The FDPIC states that even if the disclosure itself is justified by the contractual context, an additional balancing of interests must be carried out:
The FDPIC […] is […] of the opinion that – from the perspective of data protection – a cross-border transfer of data to the SEC can be justified either by contract (Art. 6 para. 2 let. c FADP; see above 2.4.3 and 2.4.4) or by an overriding public interest (Art. 6 para. 2 let. d FADP; see above 2.4.5), provided that, in the individual case, there are not any overweighing interests of the data subject that do not allow for the disclosure. It is the duty and responsibility of the relevant Swiss firm to analyze whether there could be such overweighing interests of the data subject.

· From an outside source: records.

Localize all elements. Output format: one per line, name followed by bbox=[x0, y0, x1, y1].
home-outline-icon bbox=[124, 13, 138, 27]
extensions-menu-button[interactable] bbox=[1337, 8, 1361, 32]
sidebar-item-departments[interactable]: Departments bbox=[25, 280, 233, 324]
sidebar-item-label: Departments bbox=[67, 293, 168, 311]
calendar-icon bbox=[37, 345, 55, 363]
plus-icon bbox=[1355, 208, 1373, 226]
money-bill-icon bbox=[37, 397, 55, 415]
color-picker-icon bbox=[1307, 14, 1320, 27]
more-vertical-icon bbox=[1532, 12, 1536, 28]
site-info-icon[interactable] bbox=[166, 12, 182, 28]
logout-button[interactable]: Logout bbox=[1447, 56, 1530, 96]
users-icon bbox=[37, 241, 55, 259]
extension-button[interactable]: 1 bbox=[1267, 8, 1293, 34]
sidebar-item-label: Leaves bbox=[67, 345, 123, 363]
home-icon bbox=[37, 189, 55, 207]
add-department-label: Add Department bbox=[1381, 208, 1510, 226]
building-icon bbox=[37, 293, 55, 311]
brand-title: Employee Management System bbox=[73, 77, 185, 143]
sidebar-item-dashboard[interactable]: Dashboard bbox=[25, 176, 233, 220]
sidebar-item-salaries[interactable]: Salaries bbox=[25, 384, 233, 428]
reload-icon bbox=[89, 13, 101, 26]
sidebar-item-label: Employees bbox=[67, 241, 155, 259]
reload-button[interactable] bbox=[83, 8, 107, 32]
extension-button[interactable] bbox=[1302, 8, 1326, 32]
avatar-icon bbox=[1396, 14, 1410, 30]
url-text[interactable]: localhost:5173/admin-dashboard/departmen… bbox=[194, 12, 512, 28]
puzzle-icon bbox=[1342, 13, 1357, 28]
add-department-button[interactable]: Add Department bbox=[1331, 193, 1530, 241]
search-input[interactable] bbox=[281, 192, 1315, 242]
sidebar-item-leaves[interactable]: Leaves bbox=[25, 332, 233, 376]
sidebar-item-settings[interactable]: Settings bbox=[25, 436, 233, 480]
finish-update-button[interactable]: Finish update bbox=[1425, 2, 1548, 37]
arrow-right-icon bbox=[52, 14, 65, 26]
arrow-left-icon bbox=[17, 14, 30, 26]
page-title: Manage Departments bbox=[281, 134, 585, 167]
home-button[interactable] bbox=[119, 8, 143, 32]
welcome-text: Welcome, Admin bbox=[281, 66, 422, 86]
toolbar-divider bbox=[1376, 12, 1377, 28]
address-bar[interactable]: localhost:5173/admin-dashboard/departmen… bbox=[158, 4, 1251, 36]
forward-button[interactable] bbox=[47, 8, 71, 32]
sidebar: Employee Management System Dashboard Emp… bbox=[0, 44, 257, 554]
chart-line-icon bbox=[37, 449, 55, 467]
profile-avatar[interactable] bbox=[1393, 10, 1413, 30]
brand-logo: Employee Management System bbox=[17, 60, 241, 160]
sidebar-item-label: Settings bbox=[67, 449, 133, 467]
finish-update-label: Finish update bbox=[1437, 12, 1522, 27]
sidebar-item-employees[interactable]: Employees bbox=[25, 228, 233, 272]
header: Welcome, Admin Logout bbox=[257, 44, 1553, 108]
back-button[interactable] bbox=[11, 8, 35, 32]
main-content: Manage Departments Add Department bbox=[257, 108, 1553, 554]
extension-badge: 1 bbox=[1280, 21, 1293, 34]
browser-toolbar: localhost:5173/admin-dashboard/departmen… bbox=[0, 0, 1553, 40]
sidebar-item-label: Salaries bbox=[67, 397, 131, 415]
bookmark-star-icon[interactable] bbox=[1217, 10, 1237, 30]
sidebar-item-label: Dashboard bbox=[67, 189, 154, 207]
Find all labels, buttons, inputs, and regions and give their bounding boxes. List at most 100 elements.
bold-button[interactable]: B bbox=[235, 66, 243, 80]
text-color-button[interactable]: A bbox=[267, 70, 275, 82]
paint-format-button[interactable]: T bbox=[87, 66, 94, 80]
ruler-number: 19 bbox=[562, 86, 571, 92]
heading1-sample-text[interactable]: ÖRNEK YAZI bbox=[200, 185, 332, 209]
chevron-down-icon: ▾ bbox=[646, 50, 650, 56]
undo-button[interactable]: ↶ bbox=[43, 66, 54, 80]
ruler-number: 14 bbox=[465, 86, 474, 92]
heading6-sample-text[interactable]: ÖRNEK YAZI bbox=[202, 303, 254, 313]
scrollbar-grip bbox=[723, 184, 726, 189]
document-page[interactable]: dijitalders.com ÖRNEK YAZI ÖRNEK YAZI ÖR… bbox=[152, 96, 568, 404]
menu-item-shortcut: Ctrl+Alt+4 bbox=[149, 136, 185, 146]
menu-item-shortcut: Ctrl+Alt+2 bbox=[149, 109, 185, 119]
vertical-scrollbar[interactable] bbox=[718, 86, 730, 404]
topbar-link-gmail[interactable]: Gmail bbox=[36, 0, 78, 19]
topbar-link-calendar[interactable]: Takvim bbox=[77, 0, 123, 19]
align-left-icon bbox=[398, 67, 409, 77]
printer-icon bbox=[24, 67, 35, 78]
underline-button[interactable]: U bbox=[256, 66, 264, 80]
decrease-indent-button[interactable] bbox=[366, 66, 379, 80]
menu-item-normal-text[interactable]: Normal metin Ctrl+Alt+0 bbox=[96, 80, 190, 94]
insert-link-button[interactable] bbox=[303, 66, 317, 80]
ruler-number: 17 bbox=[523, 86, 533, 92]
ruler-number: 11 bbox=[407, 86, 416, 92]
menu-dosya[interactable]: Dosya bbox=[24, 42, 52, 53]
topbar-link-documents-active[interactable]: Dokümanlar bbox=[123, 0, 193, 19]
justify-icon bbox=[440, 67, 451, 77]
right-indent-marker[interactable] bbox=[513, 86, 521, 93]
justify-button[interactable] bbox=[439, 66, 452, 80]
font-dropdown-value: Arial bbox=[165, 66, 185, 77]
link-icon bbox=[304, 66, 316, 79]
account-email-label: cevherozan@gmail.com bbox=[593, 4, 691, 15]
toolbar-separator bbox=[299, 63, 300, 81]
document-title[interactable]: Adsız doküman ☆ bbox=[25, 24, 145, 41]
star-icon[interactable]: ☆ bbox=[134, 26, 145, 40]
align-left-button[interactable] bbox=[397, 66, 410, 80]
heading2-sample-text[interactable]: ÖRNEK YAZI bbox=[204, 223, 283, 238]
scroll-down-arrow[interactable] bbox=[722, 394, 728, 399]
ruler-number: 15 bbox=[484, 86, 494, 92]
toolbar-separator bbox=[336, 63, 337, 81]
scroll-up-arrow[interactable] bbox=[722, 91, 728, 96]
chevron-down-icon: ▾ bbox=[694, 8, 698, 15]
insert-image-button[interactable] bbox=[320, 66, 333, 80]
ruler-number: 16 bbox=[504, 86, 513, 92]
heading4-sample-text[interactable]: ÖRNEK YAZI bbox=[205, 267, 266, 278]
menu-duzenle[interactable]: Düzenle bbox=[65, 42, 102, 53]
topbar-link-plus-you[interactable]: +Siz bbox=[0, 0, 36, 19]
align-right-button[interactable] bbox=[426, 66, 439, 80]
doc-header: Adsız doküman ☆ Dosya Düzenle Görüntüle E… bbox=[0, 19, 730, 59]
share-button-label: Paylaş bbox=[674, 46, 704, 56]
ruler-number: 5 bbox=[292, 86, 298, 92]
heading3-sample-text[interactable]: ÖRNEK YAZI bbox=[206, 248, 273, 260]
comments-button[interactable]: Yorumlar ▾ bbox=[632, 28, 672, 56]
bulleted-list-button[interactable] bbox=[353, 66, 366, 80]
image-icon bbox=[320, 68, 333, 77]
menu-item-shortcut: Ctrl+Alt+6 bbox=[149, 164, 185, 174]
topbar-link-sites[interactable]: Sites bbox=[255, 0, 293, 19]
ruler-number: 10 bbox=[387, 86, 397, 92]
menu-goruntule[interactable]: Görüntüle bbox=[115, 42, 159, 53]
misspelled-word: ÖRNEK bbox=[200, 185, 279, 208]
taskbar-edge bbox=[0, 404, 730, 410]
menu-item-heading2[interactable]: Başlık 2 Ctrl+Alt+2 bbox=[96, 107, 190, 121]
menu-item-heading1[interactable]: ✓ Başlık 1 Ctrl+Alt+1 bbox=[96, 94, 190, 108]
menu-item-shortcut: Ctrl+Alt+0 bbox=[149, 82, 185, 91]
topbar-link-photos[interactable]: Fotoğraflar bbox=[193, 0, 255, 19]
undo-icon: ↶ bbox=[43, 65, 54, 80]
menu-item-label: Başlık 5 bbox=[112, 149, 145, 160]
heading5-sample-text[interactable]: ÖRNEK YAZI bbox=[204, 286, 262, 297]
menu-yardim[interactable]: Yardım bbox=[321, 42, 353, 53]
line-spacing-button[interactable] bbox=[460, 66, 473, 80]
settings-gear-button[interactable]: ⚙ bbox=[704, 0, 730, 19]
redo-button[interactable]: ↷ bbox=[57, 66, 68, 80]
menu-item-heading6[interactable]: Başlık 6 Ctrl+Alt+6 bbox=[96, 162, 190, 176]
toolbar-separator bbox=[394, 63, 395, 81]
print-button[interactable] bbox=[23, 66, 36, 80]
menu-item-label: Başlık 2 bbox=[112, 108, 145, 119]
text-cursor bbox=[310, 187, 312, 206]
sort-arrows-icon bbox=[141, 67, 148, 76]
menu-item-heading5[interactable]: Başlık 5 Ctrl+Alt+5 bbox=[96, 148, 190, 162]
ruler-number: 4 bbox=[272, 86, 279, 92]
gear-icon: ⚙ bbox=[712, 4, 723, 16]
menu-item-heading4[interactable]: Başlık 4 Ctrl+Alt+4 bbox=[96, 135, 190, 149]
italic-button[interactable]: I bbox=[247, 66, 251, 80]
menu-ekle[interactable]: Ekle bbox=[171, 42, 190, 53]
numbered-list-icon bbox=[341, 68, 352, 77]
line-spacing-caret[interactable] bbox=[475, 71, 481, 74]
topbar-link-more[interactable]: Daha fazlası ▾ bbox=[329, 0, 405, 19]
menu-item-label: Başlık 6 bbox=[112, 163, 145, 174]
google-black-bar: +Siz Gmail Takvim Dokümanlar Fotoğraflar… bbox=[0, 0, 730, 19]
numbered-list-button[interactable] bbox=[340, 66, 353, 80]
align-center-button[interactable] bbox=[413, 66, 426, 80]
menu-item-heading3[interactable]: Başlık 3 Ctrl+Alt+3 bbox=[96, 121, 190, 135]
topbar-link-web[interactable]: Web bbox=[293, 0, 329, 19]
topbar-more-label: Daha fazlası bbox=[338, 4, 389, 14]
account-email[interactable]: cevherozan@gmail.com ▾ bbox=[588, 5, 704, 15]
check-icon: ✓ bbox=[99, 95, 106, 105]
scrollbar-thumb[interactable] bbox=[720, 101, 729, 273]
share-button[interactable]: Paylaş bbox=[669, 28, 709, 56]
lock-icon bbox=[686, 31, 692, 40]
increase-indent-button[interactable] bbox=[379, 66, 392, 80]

What the FDPIC bases this requirement on remains unclear, however, and is also not justified (except with a reference to Art. 13 DPA, which is not actually relevant). Art. 6(2)(c) FADP (contractual connection) is already an expression of a legal balancing of interests; there is no room for a further balancing of interests (unlike in the case of overriding public interest). The requirement to take the interests of the data subjects into account can also be justified by the fairness requirement and, in the employment relationship, by the duty of care, but even then the explicit legislative values should not dissolve in a cloud of general weighing of interests. As a result, it would be more appropriate to allow the application of Art. 6(2)(c) DPA (contractual connection) to suffice and to examine special conflicting interests only if they have been actively raised and justified by the data subject and if they carry particular weight.
Transparency
The FDPIC notes that both the principle of transparency and the duty to inform under the revDSG apply to the Stage of procurement and not any other processing refers. The company subject to the reporting obligation usually provides information about the contractual relationship when the contractual relationship is established. This is sufficient; in this case, the company does not have to provide further information about the actual disclosure or the associated processing.
In this way, the FDPIC also states that, in principle, there are No obligation to provide follow-up information if the procurement changes at a later date (subject to a change of purpose, if this is regarded as a new procurement, and subject to consent in the individual case).
Big and small professional secrets
The FDPIC expressly leaves open whether a disclosure can also be made under the title of a special professional secrecy (bank client secrecy, FINIG secrecy, etc.) is permissible or whether a waiver must be obtained. In any case, it would be conceivable to obtain a waiver in the general terms and conditions. It would also be conceivable, but probably more tricky, to simply make a clear reference to transfers to the SEC. A customer who nevertheless concludes a contract with the company subject to the information obligation has impliedly consented and cannot have any discernible secret intent in the facts of the case that such a transmission should not take place.
The FDPIC then also addresses Art. 35 FADP and Art. 62 revDSG, i.e.. the “minor professional secrecy” or “data secrecy”, i.e. the prohibition of the disclosure of secret, job-related data (according to Art. 62 revDSG; only of personality profiles or data requiring special protection according to the DSG). It does not go into details here, but holds that in his opinion, disclosure in conformity with data protection does not violate Art. 35 FADP or Art. 62 revDSG. In our view, this is correct. The legal nature of Art. 62 revDSG is not clear and already disputed, but according to our interpretation, disclosure of secret personal data cannot be a crime if it meets the requirements of data protection law. In this sense, Art. 62 revDSG is a norm under data protection law.